Fonction publique | Audition de témoins | Conseil de discipline | Discipline | Exclusion temporaire de fonction d’une durée de 2 ans | Droit administratif | Information préalable | Moyen propre à créer un doute sérieux quant à légalité de l’acte | Présence de l’agent déféré | Procédure contradictoire | Référé suspension | Sanction | Urgence
Conseil d’Etat, 8 mars 2023, Mme X. c/ Commune de LIMOGES, Req. n° 463478

Aux termes de l'article 6 du décret n° 463478 du 18 septembre 1989 relatif à la procédure disciplinaire applicable aux fonctionnaires territoriaux : "Le fonctionnaire poursuivi est convoqué par le président du conseil de discipline, quinze jours au moins avant la date de la réunion, par lettre recommandée avec demande d'avis de réception. / Il peut présenter devant le conseil de discipline des observations écrites ou orales, citer des témoins et se faire assister par un ou plusieurs conseils de son choix". Aux termes de l'article 7 de ce décret : "L'autorité territoriale est convoquée dans les formes prévues à l'article 6. Elle dispose des mêmes droits que le fonctionnaire poursuivi". Aux termes de l'article 8 du même décret : "Le report de l'affaire peut être demandé par le fonctionnaire poursuivi ou par l'autorité territoriale : il est décidé à la majorité des membres présents. Le fonctionnaire et l'autorité territoriale ne peuvent demander qu'un seul report".

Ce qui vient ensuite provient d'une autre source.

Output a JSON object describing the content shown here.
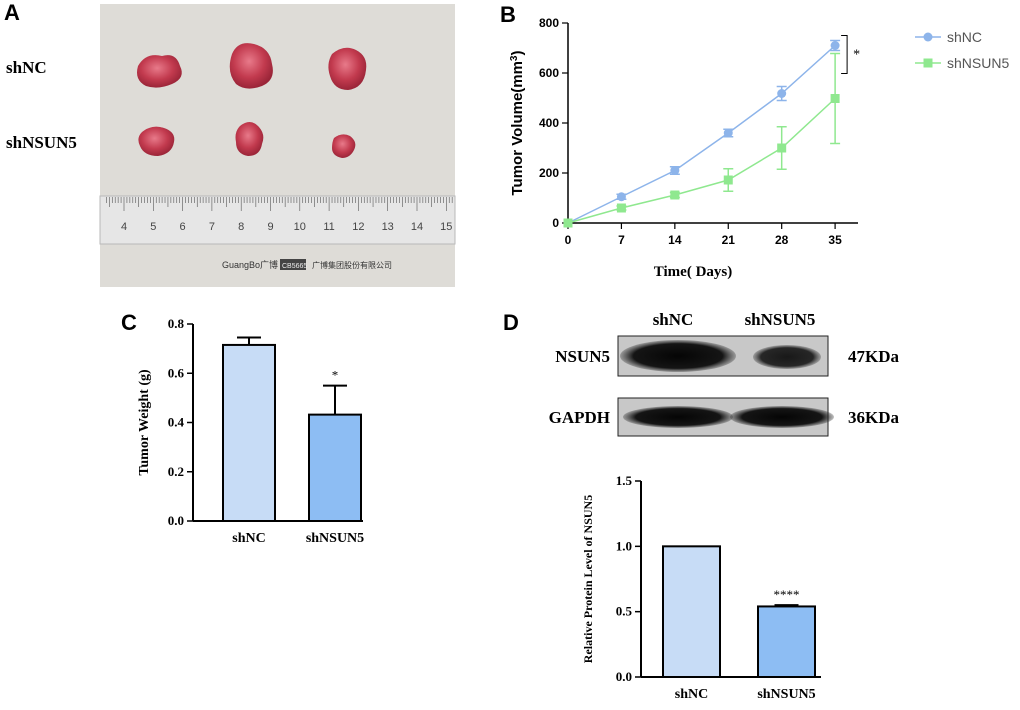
{
  "panels": {
    "a": "A",
    "b": "B",
    "c": "C",
    "d": "D"
  },
  "panel_a": {
    "row_labels": [
      "shNC",
      "shNSUN5"
    ],
    "ruler_ticks": [
      "4",
      "5",
      "6",
      "7",
      "8",
      "9",
      "10",
      "11",
      "12",
      "13",
      "14",
      "15"
    ],
    "ruler_brand": "GuangBo广博",
    "ruler_code": "CB5665",
    "ruler_company": "广博集团股份有限公司"
  },
  "western_blot": {
    "lanes": [
      "shNC",
      "shNSUN5"
    ],
    "rows": [
      {
        "protein": "NSUN5",
        "size": "47KDa"
      },
      {
        "protein": "GAPDH",
        "size": "36KDa"
      }
    ]
  },
  "colors": {
    "shNC_line": "#8db4ea",
    "shNSUN5_line": "#8fe88f",
    "bar_light": "#c7dcf6",
    "bar_dark": "#8dbdf3",
    "axis": "#000000"
  },
  "chart_data": [
    {
      "id": "tumor-volume",
      "type": "line",
      "xlabel": "Time( Days)",
      "ylabel": "Tumor Volume(mm3)",
      "ylabel_main": "Tumor Volume(mm",
      "ylabel_sup": "3",
      "ylabel_close": ")",
      "x": [
        0,
        7,
        14,
        21,
        28,
        35
      ],
      "xticks": [
        "0",
        "7",
        "14",
        "21",
        "28",
        "35"
      ],
      "yticks": [
        "0",
        "200",
        "400",
        "600",
        "800"
      ],
      "ylim": [
        0,
        800
      ],
      "xlim": [
        0,
        38
      ],
      "legend_position": "top-right",
      "significance": "*",
      "series": [
        {
          "name": "shNC",
          "values": [
            0,
            105,
            210,
            360,
            518,
            710
          ],
          "errors": [
            0,
            10,
            15,
            15,
            28,
            20
          ]
        },
        {
          "name": "shNSUN5",
          "values": [
            0,
            60,
            112,
            172,
            300,
            498
          ],
          "errors": [
            0,
            8,
            10,
            45,
            85,
            180
          ]
        }
      ]
    },
    {
      "id": "tumor-weight",
      "type": "bar",
      "categories": [
        "shNC",
        "shNSUN5"
      ],
      "values": [
        0.715,
        0.432
      ],
      "errors": [
        0.03,
        0.118
      ],
      "annotations": [
        "",
        "*"
      ],
      "ylabel": "Tumor Weight (g)",
      "yticks": [
        "0.0",
        "0.2",
        "0.4",
        "0.6",
        "0.8"
      ],
      "ylim": [
        0,
        0.8
      ]
    },
    {
      "id": "relative-protein",
      "type": "bar",
      "categories": [
        "shNC",
        "shNSUN5"
      ],
      "values": [
        1.0,
        0.54
      ],
      "errors": [
        0,
        0.01
      ],
      "annotations": [
        "",
        "****"
      ],
      "ylabel": "Relative Protein Level of NSUN5",
      "yticks": [
        "0.0",
        "0.5",
        "1.0",
        "1.5"
      ],
      "ylim": [
        0,
        1.5
      ]
    }
  ]
}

Ni les dispositions précitées ni aucune autre disposition ou principe n'imposent à l'administration d'informer le fonctionnaire poursuivi, préalablement à la séance du conseil de discipline, de son intention de faire entendre des témoins ou de l'identité de ceux-ci. Il appartient au conseil de discipline de décider s'il y a lieu de procéder à l'audition de témoins. Il ne peut toutefois, sans méconnaître les droits de la défense et le caractère contradictoire de la procédure, entendre les témoins le jour même de la séance sans avoir mis en mesure le fonctionnaire poursuivi d'assister à leur audition. En l'absence du fonctionnaire, le conseil de discipline ne peut auditionner de témoin que si l'agent a été préalablement avisé de cette audition et a renoncé de lui-même à assister à la séance du conseil de discipline ou n'a justifié d'aucun motif légitime imposant le report de celle-ci.
En l’espèce, il ressort des pièces du dossier soumis au juge des référés que le fonctionnaire sanctionné n'a pas été informé préalablement à la tenue du conseil de discipline, qui s'est réuni en son absence, de l'audition de témoins cités par l'administration. Dans ces conditions, il résulte de ce qui précède que le juge des référés du tribunal administratif a commis une erreur de droit en jugeant que le moyen tiré de la méconnaissance du caractère contradictoire de la procédure n'était pas propre à créer, en l'état de l'instruction, un doute sérieux sur la légalité de la décision dont la suspension était demandée.
Après annulation de l’ordonnance de référé suspension, le Conseil d’Etat a jugé :
-d'une part, que la sanction d'exclusion temporaire de fonctions pour une durée de deux ans, assortie d'un sursis d'un an, dont le fonctionnaire demande la suspension, a été mise à exécution le 8 avril 2022 et a pour effet de priver l'intéressé de rémunération. Dans ces conditions la condition d'urgence prévue à l'article L. 521-1 du code de justice administrative doit être regardée comme remplie.
-d'autre part, le moyen tiré de la méconnaissance du caractère contradictoire de la procédure est, en l'état de l'instruction, de nature à créer un doute sérieux sur la légalité de la décision dont la suspension est demandée.
Il résulte de ce qui précède que le fonctionnaire sanctionné est fondé à demander la suspension de l'exécution de la décision qu'il conteste.